2. PERCORRENDO TRILHAS ABERTAS

Desenvolver um trabalho acadêmico implica, obrigatoriamente num processo de revisão bibliográfica que permita tomar conhecimento da trajetória construída pelos pesquisadores que nos antecederam e refletir sobre caminhos a percorrer que tragam contribuição à produção científica de nosso tempo.

Nesse caso especificamente, refazer as trilhas já percorridas assumiu sentidos vários. Simbolicamente, o uso de trilhas é processo amplamente utilizado pelos povos que tradicionalmente habitavam o espaço que veio a constituir-se no atual Estado de Roraima. Trilhas que possibilitavam a transposição de rios, igarapés e montanhas. Trilhas de aproximação-distanciamento com diferentes perspectivas culturais. Trilhas no rumo da interlocução com as diversas formas do viver humano aqui construídas ou mesclada em práticas transpostas de outros espaços, com referências culturais por vezes contraditórias e conflitantes.

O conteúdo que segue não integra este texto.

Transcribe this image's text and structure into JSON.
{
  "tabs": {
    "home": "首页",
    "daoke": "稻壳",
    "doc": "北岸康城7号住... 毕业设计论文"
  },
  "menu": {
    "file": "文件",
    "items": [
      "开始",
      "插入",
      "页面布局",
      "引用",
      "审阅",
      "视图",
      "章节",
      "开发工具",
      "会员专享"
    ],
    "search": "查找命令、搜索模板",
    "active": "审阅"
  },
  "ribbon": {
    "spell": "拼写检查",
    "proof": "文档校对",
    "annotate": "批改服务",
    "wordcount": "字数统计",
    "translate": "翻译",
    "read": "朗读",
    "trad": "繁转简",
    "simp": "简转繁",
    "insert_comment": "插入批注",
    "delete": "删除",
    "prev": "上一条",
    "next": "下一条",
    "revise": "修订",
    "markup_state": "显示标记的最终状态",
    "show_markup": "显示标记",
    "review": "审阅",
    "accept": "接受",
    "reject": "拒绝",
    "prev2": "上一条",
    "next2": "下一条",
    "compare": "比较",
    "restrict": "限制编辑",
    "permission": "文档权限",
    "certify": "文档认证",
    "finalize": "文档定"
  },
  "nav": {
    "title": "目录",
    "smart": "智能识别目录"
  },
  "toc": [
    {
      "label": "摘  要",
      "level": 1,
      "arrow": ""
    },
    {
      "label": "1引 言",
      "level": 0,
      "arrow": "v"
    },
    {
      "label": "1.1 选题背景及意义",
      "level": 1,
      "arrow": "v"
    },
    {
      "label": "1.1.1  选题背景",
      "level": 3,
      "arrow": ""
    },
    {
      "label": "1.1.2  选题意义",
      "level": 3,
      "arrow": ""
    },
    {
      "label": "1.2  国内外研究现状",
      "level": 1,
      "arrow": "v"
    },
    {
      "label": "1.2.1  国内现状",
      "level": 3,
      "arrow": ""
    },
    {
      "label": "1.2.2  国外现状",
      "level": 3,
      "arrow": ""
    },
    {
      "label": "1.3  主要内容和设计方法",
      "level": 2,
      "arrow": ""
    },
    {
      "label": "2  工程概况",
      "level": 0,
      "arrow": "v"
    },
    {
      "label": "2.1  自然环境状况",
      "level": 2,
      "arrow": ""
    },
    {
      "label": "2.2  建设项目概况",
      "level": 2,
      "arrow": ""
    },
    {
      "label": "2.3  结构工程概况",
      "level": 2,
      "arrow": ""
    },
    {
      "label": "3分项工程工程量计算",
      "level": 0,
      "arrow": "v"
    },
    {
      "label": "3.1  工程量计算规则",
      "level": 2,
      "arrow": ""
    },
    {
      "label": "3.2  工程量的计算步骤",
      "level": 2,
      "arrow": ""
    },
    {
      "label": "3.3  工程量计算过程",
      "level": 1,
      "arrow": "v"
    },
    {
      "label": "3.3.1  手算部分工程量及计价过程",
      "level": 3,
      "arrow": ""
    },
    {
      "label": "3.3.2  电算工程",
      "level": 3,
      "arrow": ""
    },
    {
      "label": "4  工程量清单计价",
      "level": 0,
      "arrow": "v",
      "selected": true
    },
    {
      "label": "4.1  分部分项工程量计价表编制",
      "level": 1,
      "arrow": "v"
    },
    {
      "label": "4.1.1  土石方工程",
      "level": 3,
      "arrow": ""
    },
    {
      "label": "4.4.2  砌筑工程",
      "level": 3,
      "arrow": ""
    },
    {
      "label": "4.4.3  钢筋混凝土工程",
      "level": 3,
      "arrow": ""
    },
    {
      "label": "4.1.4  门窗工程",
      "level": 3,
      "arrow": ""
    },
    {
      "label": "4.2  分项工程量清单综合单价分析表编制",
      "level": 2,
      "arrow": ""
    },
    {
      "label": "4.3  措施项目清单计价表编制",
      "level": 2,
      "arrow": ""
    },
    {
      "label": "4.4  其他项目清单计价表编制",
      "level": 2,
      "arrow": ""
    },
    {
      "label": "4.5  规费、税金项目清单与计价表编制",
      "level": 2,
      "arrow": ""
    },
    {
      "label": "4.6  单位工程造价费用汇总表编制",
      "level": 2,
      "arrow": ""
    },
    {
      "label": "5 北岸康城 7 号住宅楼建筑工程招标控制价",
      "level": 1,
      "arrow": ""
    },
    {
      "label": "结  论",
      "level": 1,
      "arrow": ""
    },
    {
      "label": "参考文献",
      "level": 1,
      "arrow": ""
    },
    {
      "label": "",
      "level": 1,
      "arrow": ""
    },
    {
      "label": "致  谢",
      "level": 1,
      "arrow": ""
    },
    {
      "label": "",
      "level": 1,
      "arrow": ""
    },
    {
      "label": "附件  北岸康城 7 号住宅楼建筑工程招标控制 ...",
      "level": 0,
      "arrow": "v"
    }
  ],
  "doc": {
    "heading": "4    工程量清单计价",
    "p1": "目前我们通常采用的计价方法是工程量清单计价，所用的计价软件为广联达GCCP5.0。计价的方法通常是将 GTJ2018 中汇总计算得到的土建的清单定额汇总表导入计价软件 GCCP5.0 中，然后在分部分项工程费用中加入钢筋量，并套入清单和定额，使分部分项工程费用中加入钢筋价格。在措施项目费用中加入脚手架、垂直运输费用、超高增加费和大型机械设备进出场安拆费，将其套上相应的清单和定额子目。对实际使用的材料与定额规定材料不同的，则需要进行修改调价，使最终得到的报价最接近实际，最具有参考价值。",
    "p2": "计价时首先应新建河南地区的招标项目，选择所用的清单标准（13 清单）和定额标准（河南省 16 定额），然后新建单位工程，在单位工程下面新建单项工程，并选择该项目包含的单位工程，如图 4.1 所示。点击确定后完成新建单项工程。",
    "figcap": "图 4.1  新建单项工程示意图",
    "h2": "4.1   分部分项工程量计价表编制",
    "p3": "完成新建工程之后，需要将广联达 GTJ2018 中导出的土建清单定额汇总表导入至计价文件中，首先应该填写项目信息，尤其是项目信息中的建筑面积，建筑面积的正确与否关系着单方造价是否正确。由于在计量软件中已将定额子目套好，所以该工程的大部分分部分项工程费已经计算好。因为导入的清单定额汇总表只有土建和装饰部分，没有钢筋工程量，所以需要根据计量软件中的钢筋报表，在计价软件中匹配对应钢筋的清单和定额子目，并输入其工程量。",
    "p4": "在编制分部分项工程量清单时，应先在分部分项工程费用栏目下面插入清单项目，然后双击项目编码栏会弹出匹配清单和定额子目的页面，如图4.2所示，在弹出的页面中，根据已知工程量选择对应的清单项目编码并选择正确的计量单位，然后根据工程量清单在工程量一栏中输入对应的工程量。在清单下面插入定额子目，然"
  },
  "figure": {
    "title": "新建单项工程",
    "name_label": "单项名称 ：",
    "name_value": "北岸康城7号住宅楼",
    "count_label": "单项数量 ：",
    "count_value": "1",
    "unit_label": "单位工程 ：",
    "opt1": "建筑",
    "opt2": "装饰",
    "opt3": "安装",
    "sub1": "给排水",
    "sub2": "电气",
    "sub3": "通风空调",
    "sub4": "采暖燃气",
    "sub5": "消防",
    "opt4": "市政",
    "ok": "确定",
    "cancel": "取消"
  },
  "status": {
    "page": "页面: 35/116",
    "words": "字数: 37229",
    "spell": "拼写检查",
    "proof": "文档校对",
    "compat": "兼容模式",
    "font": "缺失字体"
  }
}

Em nosso caso, um desafio que se mostrava especificamente importante e que abordaremos neste capítulo era a retomada da trajetória de construção de saberes que tivessem como foco a história da educação especial no Brasil. Percorrer as trilhas já abertas pelos tantos pesquisadores que nos antecederam, buscando compreender não apenas os processos históricos salientados por eles, mas também as perspectivas de fundamentação teórico- metodológicas, bem como as delimitações temporais e espaciais adotadas em seus trabalhos.

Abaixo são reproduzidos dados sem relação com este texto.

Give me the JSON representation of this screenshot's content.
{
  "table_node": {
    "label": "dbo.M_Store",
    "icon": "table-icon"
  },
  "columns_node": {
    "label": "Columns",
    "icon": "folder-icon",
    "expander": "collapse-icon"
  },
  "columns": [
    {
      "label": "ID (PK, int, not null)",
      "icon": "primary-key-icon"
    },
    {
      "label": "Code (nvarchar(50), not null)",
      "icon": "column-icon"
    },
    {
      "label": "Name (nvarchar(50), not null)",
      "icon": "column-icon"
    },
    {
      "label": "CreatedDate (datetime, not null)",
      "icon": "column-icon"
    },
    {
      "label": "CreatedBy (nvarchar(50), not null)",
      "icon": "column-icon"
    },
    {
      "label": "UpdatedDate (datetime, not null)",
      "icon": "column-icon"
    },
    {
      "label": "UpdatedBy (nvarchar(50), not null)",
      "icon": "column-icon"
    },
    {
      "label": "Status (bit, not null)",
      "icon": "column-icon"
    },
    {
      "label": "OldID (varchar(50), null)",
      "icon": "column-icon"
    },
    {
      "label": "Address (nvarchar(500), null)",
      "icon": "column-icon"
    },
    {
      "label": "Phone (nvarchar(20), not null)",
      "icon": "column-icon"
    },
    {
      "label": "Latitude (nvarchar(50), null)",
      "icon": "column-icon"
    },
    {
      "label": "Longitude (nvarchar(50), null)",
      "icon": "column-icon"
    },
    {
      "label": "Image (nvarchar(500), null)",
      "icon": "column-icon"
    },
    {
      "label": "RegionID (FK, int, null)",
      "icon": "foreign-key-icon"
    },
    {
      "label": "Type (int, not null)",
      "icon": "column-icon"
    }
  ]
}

Nesse sentido, tomamos como pontos de referência a consulta a dissertações, teses e trabalhos científicos apresentados em eventos que se reportassem à temática da História da Educação Especial, bem como a busca de artigos em revistas científicas indexadas que tomassem como objeto a História e a Educação Especial como seus focos específicos buscando compreender o espaço ocupado pela história da educação especial nestes periódicos.